Envelhecida, abatida, desestimulada, desconfiada, solitária, consumista, individualista. São características nada desejáveis em uma pessoa, muito menos em toda uma sociedade. Foram essas algumas das palavras que o Papa Francisco usou para descrever a Europa atual, em um forte discurso pronunciado no Parlamento Europeu, em Estrasburgo, na França, na terça-feira, 25. Pela primeira vez, Francisco falou aos 751 deputados europeus que representam cerca de 500 milhões de habitantes de 28 países. O contexto hoje é completamente diferente daquela visita de João Paulo II, em 1988, quando o mundo estava dividido entre capitalismo e socialismo. Mas o Papa não poupou críticas ao atual estilo de vida e às políticas públicas europeias. Porém, no fundo, acredita o Pontífice, existe a esperança.

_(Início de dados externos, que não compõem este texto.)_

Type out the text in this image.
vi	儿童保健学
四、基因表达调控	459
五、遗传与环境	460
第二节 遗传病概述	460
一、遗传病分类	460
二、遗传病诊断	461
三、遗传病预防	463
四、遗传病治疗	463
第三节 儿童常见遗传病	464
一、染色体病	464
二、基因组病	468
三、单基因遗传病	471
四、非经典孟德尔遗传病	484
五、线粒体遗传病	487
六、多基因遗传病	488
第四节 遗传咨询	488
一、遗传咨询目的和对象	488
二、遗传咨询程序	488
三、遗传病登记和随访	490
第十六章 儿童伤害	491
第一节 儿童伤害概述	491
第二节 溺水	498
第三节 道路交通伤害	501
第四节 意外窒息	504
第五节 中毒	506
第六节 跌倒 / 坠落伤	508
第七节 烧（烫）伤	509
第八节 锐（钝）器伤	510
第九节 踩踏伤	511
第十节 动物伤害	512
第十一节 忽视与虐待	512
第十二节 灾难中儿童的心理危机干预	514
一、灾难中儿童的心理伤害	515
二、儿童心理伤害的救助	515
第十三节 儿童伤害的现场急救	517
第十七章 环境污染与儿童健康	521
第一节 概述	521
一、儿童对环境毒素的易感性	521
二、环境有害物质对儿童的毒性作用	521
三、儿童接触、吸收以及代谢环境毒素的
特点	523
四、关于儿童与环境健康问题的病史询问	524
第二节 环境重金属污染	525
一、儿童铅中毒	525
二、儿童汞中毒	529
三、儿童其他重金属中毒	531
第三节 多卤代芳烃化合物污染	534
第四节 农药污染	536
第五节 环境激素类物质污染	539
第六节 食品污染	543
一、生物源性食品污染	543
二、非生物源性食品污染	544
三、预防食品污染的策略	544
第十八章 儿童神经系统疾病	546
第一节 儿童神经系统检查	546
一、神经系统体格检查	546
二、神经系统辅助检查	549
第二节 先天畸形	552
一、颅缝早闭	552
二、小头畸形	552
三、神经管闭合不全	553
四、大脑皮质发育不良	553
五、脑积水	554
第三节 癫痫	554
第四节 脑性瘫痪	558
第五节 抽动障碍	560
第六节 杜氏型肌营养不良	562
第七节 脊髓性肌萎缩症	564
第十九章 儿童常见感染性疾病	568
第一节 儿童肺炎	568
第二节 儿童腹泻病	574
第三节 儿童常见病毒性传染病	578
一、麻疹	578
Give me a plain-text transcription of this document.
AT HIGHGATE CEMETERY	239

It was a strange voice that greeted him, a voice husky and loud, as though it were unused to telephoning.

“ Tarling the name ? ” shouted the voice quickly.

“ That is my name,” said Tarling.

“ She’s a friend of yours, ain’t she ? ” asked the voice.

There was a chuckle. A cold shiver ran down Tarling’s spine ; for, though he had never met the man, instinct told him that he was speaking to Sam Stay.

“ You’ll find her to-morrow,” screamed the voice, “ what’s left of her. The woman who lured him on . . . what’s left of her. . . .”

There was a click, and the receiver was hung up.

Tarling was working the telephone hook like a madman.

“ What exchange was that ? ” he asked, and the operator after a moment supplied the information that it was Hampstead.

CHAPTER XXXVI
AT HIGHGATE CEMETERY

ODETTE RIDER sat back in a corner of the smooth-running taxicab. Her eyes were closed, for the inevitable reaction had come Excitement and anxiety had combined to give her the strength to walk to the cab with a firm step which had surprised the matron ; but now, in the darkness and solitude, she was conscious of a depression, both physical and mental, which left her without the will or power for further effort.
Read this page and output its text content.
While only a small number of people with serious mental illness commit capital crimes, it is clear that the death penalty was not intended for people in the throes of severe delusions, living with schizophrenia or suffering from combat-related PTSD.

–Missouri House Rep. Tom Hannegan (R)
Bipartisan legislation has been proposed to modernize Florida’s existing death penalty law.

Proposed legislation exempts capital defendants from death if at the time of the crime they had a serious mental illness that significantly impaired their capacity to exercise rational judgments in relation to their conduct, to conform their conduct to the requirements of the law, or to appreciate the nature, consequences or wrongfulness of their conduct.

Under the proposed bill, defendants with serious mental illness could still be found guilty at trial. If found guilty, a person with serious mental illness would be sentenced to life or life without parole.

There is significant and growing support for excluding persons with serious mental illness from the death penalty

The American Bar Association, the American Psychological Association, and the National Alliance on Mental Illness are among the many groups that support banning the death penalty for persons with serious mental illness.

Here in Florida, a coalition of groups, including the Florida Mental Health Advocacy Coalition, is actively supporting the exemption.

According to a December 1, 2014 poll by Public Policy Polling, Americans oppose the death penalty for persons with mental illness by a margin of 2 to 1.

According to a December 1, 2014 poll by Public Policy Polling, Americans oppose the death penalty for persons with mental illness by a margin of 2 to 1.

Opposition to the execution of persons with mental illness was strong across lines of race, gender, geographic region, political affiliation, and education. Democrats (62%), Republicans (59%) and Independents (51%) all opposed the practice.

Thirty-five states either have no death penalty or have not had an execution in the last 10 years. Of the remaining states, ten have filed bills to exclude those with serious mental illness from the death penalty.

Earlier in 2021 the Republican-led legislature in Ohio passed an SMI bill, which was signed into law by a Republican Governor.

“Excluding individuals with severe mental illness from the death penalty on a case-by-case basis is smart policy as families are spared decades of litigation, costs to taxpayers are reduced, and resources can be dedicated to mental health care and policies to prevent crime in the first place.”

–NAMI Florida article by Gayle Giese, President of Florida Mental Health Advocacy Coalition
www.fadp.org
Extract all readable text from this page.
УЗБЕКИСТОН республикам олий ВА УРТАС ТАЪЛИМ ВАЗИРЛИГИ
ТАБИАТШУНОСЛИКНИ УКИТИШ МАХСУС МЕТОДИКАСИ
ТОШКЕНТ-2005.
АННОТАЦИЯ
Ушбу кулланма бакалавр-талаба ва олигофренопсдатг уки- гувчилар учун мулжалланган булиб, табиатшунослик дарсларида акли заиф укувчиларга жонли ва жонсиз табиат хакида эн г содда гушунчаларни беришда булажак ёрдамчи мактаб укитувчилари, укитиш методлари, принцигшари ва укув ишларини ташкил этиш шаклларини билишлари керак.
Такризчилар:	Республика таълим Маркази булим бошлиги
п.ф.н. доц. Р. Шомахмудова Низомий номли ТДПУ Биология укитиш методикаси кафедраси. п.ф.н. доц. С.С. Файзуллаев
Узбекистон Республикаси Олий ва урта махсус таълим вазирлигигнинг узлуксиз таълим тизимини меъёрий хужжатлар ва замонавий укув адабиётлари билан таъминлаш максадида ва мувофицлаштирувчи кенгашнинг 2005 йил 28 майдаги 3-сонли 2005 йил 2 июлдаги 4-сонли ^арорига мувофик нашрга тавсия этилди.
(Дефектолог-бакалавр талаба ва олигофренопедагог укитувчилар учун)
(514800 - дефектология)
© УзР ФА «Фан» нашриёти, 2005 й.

“A partir de minha vocação de pastor, desejo direcionar a todos os cidadãos europeus uma mensagem de esperança e encorajamento”, declarou, logo no início de sua fala. Para o Papa Francisco, a Europa abandonou no meio do caminho os valores de seus “pais fundadores”, aqueles líderes políticos que desde o fim da Segunda Guerra Mundial começaram a promover a “união” dos países do continente – que viria, em 1992, a se formalizar com o nome de União Europeia. Eles visavam a “um futuro baseado na capacidade de trabalhar juntos para superar as divisões e favorecer a paz e a comunhão entre todos os povos do continente”, recordou o Papa Francisco. “Ao centro desse ambicioso projeto político, estava a confiança no homem, não tanto como cidadão nem como sujeito econômico, mas como pessoa dotada de uma dignidade transcendente.”
Pessoa ou objeto?
É aí que, para Francisco, mora o problema: colocando a economia em primeiro lugar, a Europa esqueceu seus valores “humanistas”. O ser humano passou a ser tratado como objeto, “dos quais se podem programar a concepção, a configuração e a utilidade”. Para ele, é preciso voltar a promover a dignidade de cada pessoa. “Que dignidade existe quando falta a possibilidade de se exprimir livremente o próprio pensamento ou de se professar, sem coerção, a própria fé religiosa? Que dignidade é possível sem um marco jurídico claro, que limite o domínio da força e faça prevalecer a lei sobre a tirania do poder? Que dignidade pode jamais ter um homem ou uma mulher alvos de todo tipo de discriminação? Que dignidade poderá encontrar uma pessoa que não tem alimento ou o mínimo essencial para viver e, pior ainda, que não tem o trabalho que lhe unge de dignidade?”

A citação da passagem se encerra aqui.